Phones weren't being answered at the company's offices and messages left for Fisker Chief Executive Tony Posawatz and several of the company's media spokesmen had not been returned by publication deadline.
Company founder and former chairman Henrik Fisker (who resigned last month in a dispute with the automaker's board) could not be reached for comment.
Fisker builds an exotic $100,000-plus sports sedan that uses twin electric motors powered by a grid-rechargeable (plug-in) lithium-ion battery pack and an onboard four-cylinder turbocharged gasoline engine that serves as a generator to extend the car's range when the initial battery charge is depleted.
Using a contract automotive assembly firm in Finland, the company built and delivered several thousand of its initial model, the Fisker Karma, before shutting down production in July 2012 with the loss of battery supplier A123.
As efforts to find new investors floundered late last month, Fisker hired the bankruptcy law firm of Kirkland & Ellis to prepare for a possible reorganization filing, a filing that is looking to be closer to reality.
Fisker reportedly has only about $30 million in cash left in its coffers, plus $15 million due from a recent court settlement with the bankruptcy estate of A123.
The automaker at one time looked to be a success story in the tumultuous world of advanced-technology automotive start-ups. It succeeded over a few short years in raising $1.2 billion in private capital, snagged a $529-million loan guarantee from the DOE and acquired a shuttered General Motors plant in Delaware to use as a U.S. production facility.

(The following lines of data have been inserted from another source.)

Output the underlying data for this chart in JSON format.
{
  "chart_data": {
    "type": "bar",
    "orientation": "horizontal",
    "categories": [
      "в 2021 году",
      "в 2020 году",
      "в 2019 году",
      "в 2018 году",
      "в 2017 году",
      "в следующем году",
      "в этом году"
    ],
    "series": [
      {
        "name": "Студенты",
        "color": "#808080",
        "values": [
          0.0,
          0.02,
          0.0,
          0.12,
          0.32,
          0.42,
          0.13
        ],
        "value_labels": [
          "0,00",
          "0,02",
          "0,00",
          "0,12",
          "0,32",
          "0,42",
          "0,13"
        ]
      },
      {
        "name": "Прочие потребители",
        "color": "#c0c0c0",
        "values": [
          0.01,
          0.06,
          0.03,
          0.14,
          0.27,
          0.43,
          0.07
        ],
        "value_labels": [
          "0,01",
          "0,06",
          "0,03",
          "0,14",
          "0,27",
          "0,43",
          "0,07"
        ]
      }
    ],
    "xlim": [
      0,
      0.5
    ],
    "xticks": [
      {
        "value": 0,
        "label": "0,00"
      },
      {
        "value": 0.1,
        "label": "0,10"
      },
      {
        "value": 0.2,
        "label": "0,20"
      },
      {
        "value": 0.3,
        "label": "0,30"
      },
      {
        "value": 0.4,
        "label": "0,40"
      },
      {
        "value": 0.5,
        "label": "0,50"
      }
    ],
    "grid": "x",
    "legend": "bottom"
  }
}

But Fisker experienced multiple delays in getting its first cars into production, was stung by reports of several fires that destroyed customers' $100,000-plus vehicles, faced two recalls for faulty batteries and wiring, lost several hundred cars to storm damage during Hurricane Sandy and lost its only battery supplier in July when A123 went under.
Because of its production delays with the Karma and with getting the Delaware factory ready for its proposed second plug-in vehicle, the Fisker Atlantic, the company also last year lost access to funding from the federal loan after pulling down $192 million of the $529 million.
Henrik Fisker resigned last month, reportedly over a disagreement regarding the board's intent to sell controlling interest in the company to a Chinese bidder if one could be found. Fisker reportedly told acquaintances he would have lost all input had that happened.
Several prospective Chinese deals apparently have fallen apart, though. Automaker Zhejiang Geeley Group, owner of Volvo Cars, reportedly pulled out of talks in part because it felt that Fisker's federal loan would complicate investment by a Chinese firm. Another Chinese company reported to have been interested in Fisker, the state-controlled Dongfeng Motor Group, withdrew over concerns about the costs involved in rescuing the company, according to analyst reports.
Edmunds says: If bankruptcy turns out to be Fisker's next move, the results could be interesting. The company pledged its property and intellectual assets to the Energy Department as loan collateral.